Durante el trayecto a Londres le explicó las causas y objetivos de reunión y qué notas quería que tomara.

Más tarde cuando regresaron, Adam condujo en silencio, inmerso en sus pensamientos, y directo a Victoria House, habiendo olvidado, pero sólo en apariencia, que Tara lo acompañaba. Ante la mirada interrogante de la joven, declaró:

– Necesito las notas que tomaste esta misma noche, Tara. ¿Cuánto demorarás en transcribirlas? -no se molestó en preguntar si podía quedarse. Lo daba por hecho.

– ¿Acostumbras hacer trabajar a tu secretaria hasta estas horas?
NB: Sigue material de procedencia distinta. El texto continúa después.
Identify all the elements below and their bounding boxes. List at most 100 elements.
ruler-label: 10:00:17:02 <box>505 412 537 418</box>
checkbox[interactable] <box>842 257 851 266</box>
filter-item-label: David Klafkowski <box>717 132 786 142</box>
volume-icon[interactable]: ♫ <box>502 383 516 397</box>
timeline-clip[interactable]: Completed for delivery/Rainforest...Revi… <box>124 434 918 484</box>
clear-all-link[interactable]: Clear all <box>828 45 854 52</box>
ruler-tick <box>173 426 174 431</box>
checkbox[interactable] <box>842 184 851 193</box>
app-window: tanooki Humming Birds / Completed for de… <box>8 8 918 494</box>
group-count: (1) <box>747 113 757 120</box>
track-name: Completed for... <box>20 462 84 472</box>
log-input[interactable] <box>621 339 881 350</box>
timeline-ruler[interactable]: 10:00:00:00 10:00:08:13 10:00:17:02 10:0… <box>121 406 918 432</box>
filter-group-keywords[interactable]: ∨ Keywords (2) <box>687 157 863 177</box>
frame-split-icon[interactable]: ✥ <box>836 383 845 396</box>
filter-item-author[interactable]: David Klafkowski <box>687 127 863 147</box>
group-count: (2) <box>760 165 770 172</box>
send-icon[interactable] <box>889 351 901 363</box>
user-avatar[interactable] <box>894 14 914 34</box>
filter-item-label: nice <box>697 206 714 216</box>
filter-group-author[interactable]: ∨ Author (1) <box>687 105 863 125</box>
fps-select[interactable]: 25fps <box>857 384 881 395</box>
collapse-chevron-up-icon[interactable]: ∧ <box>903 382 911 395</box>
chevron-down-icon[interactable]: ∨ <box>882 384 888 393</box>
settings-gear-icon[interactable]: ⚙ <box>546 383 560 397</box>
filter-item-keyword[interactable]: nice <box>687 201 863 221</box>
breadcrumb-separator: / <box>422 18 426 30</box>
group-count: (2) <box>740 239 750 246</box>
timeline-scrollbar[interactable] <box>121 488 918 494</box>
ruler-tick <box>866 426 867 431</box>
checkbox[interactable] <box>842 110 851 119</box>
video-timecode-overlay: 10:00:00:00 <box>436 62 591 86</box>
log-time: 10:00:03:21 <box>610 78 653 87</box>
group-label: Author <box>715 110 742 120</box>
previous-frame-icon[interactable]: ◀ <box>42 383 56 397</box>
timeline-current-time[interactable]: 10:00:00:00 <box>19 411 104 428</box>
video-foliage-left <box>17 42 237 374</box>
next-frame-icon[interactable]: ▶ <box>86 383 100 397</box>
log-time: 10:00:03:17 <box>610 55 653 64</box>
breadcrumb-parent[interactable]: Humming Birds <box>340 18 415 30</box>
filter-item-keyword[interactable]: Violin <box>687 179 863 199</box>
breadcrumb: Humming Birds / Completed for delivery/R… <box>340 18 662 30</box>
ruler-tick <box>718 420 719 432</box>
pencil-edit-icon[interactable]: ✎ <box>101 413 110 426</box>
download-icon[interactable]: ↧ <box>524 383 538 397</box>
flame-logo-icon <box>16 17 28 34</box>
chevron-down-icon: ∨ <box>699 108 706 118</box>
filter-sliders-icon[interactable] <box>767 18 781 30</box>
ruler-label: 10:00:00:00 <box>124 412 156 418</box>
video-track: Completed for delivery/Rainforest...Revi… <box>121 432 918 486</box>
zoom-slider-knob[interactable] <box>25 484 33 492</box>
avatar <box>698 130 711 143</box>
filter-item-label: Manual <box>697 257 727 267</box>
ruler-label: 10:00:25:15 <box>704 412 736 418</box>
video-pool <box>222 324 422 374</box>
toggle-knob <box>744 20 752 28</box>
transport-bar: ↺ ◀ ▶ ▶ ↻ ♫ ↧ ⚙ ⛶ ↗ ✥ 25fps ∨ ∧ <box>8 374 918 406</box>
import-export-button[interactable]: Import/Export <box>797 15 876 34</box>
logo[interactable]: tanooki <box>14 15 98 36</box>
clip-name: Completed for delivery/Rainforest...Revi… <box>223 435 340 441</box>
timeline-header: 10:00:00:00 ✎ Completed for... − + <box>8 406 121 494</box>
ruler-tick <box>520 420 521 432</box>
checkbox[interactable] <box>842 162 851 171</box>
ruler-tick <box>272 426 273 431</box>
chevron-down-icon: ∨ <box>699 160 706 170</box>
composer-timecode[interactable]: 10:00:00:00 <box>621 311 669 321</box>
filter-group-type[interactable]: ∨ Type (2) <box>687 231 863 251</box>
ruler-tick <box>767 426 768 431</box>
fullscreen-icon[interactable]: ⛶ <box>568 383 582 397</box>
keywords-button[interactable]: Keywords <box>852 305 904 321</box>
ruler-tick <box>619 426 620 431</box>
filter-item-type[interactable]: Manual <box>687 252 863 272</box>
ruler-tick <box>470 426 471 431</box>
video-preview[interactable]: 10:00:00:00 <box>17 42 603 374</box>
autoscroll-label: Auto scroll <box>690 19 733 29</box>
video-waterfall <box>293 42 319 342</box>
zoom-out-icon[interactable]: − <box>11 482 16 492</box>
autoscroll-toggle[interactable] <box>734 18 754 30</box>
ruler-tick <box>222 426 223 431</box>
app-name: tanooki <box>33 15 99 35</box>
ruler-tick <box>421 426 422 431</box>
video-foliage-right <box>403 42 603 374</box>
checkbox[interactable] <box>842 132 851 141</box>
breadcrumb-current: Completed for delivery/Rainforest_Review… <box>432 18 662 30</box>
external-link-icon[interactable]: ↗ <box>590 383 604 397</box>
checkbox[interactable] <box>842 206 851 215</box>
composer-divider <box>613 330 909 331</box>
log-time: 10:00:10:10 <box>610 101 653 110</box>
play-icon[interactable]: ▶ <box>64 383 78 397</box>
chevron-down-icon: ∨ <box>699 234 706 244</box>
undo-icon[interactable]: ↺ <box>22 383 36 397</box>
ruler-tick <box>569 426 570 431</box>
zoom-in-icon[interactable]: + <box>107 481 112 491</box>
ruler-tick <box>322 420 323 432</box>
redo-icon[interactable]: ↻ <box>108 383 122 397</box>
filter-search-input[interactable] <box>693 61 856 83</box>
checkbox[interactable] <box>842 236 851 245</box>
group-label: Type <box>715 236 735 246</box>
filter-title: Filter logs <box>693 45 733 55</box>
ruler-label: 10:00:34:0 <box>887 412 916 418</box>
– ¿Ya fue demasiado para ti, Tara? ¿Después de todo te falta la madera necesaria?

– ¿Qué le pasa -insistió Tara, haciendo caso omiso a su pregunta-. A tu secretaria regular? -aclaró ante la expresión interrogante de Adam-. Jenny me dijo que está con licencia por enfermedad.

– Así que ya conociste a Jenny.

– Subió a verme. Tuvo la ocurrencia extraña de ir a darme la bienvenida, explicarme dónde está todo e indicarme algunos nombres que debo recordar -también se molestó en explicarle que Adam pocas veces intervenía en la conducción de los negocios de sus diversas empresas, dejando que los directores hicieran frente a los problemas diarios. Sólo participaba cuando lo estimaba necesario. Básicamente se ocupaba del desarrollo de nuevos proyectos.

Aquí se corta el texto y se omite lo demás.